We used these data to investigate a previous assertion in the literature that Gram positive organisms might predominate in diabetic foot infections from more developed nations [28]. These data supported this correlation, with a significantly greater prevalence of Gram positive isolates among HICs and Gram negative isolates among U/LMICs. This held, although not always significantly, in general and with examination of the most commonly occurring Gram positive (S. aureus, Streptococcus spp., Enterococcus spp.) and Gram negative organisms (Pseudomonas spp., E. coli, Klebsiella spp., Proteus spp.). This may reflect differences in sanitation, hygiene or use of footwear [28, 33].

These data are limited by several factors. Firstly, to calculate the meta-analytic prevalence of each bacterial genera or species it was necessary to assume that all included studies had the same chance of detecting any given genera or species. In practice, this will depend on the skill, equipment and practices of the individual clinical microbiology laboratories.
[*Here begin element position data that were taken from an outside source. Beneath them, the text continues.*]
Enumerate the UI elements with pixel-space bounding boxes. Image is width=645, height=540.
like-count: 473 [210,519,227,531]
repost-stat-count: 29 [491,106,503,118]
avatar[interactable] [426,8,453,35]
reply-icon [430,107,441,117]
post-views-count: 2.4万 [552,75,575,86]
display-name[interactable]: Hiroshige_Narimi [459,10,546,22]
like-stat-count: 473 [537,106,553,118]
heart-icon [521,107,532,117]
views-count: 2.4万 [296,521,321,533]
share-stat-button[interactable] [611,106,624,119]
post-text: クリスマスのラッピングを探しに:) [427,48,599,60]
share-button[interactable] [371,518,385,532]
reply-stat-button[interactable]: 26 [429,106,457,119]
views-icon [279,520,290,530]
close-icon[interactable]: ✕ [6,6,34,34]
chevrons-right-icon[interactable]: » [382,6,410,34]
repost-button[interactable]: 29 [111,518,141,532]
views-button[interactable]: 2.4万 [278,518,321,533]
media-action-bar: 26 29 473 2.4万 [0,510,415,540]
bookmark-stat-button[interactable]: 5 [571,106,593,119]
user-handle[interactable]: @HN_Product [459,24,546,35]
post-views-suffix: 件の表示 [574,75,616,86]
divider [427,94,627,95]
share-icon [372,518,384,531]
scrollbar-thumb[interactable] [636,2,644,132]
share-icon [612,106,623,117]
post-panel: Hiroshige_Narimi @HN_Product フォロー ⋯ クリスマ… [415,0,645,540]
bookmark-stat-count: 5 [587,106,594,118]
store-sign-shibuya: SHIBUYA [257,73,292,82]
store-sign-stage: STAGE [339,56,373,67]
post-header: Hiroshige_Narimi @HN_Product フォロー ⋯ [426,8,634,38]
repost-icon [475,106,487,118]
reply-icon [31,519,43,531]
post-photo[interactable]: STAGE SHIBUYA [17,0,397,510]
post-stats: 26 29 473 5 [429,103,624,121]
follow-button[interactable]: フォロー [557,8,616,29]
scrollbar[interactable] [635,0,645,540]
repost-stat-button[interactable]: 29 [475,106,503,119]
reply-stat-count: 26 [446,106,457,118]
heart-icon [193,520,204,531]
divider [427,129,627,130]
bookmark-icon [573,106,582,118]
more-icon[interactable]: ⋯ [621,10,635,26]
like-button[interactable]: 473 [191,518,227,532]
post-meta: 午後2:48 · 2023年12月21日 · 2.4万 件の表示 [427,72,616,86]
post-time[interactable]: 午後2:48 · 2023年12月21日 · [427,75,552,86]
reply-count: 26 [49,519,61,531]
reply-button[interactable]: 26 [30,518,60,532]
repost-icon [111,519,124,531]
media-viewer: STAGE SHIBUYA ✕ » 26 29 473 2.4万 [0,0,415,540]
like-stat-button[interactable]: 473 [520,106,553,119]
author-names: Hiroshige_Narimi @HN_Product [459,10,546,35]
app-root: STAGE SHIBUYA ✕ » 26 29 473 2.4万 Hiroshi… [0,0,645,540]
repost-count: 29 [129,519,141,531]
This will create underestimations of prevalence for bacterial genera or species that are uncommon or difficult to detect. Secondly, the majority of studies were conducted in U/LMICs (n = 43/112), notably India (n = 21/112). This may reflect negative publication bias among HICs, where such data may not be considered to be of sufficient interest for publication. This may create an over-representation of the prevalence of Gram negative organisms. Thirdly, the heterogeneity (I2) in the meta-analytic data was generally high, likely reflecting the multiple factors that would create different local microbiological profiles (e.g. patient demographics, circulating bacterial strains, local hygiene). Fourthly, this study may also be limited by not being pre-registered. Registration of reviews is a non-essential recommendation designed to encourage transparency, improve quality and reduce duplication. Pre-registration of reviews that are undertaken during student training or that are never completed is not recommended [34]. This study was conceived as a student project, many of which are not published, and the authors therefore decided it was inappropriate to register retrospectively. However, the authors are not aware of any similar studies underway and complied with the PRISMA statement throughout. Despite these limitations, these data provide a generally robust overview of the bacterial most frequently identified in diabetic foot infections.
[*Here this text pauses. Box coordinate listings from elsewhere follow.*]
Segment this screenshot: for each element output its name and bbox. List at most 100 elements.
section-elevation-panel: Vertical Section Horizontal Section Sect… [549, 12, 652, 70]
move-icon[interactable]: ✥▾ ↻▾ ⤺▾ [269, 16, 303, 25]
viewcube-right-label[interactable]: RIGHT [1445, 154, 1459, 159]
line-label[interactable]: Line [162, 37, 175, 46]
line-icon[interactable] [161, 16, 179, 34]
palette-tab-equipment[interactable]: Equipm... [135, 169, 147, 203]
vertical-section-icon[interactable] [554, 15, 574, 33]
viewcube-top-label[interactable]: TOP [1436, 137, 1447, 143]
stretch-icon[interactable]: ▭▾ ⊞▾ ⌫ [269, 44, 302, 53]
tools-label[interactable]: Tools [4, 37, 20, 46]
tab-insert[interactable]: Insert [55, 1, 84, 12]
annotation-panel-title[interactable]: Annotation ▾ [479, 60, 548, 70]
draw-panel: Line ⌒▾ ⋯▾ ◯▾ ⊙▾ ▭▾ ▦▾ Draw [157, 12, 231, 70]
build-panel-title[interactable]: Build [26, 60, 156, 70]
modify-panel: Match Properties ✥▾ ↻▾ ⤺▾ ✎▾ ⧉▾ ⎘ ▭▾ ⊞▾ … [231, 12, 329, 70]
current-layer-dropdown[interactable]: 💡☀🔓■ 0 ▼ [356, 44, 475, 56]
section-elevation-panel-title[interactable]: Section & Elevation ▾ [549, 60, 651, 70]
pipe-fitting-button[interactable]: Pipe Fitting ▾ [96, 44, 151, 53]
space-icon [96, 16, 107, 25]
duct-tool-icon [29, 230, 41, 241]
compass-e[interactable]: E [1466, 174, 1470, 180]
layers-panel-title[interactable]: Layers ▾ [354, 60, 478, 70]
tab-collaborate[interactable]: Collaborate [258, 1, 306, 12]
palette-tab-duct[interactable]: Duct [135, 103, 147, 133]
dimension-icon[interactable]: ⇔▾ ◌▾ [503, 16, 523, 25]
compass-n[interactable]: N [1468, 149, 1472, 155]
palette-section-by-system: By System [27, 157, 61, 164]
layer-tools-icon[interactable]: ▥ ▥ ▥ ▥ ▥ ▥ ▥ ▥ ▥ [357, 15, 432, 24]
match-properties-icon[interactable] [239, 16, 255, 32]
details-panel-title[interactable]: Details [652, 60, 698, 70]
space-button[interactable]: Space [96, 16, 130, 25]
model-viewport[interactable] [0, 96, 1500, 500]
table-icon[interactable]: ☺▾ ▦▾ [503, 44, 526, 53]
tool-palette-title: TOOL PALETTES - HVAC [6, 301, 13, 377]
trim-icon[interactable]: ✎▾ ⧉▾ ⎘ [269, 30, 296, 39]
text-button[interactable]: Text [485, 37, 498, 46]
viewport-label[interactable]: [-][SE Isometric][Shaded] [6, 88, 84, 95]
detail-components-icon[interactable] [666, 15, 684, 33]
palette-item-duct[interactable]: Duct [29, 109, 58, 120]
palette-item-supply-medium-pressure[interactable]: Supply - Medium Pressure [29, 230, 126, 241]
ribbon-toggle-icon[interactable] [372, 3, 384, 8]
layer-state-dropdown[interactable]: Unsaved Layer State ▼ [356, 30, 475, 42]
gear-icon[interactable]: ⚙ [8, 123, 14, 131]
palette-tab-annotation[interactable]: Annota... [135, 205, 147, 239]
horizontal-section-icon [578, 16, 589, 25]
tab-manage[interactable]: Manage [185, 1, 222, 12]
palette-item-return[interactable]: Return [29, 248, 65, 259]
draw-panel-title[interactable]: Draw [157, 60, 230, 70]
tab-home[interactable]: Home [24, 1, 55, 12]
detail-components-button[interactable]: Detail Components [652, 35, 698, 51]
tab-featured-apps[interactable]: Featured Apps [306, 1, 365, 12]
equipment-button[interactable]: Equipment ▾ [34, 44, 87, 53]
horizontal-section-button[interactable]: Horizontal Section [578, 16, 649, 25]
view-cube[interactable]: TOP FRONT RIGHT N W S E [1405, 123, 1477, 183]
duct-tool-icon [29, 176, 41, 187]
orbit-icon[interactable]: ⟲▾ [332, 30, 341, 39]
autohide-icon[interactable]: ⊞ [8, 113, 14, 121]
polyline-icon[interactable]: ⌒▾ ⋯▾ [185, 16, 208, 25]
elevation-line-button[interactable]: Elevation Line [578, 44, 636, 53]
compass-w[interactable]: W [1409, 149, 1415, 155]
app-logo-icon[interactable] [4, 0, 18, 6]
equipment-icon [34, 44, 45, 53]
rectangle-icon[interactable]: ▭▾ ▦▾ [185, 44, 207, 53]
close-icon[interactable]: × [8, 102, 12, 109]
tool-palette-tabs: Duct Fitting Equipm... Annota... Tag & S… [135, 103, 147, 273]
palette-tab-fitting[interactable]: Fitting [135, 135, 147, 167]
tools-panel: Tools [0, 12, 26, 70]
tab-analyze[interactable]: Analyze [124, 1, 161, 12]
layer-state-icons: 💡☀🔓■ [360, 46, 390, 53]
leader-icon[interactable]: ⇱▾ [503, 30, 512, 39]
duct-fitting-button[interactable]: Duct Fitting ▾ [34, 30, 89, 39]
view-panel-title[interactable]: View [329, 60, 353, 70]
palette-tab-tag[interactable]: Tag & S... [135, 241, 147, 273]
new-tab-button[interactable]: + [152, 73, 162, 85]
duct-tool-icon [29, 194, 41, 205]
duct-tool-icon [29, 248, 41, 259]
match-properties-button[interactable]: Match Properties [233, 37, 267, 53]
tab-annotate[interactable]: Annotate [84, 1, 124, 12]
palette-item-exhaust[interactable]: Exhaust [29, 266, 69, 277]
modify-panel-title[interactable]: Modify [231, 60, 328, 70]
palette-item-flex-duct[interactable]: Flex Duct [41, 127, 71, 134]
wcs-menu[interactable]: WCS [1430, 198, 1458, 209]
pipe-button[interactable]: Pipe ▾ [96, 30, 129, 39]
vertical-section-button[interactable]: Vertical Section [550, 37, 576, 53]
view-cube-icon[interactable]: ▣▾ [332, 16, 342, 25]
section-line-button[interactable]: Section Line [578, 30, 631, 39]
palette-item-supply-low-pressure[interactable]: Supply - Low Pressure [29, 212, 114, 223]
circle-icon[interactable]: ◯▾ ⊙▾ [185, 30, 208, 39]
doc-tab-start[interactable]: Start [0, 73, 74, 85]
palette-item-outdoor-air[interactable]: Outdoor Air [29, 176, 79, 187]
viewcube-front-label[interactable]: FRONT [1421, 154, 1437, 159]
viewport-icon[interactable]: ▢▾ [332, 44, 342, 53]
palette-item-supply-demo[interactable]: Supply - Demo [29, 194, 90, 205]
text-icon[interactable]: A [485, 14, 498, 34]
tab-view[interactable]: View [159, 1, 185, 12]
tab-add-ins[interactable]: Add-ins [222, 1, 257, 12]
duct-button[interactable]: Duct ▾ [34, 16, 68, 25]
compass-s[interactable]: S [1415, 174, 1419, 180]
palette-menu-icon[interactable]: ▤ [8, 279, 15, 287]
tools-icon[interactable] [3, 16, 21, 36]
The microbiology of diabetic foot infections is diverse. Globally, S. aureus is the organism most commonly identified in diabetic foot infections, with MRSA representing 18.0% of S. aureus. There is a correlation between Gross National Income and diabetic foot microbiology, which likely reflects variations in sanitation. Knowledge of the microbiology of diabetic foot infections will help direct the development of novel therapeutics, such as bacteriophage therapy.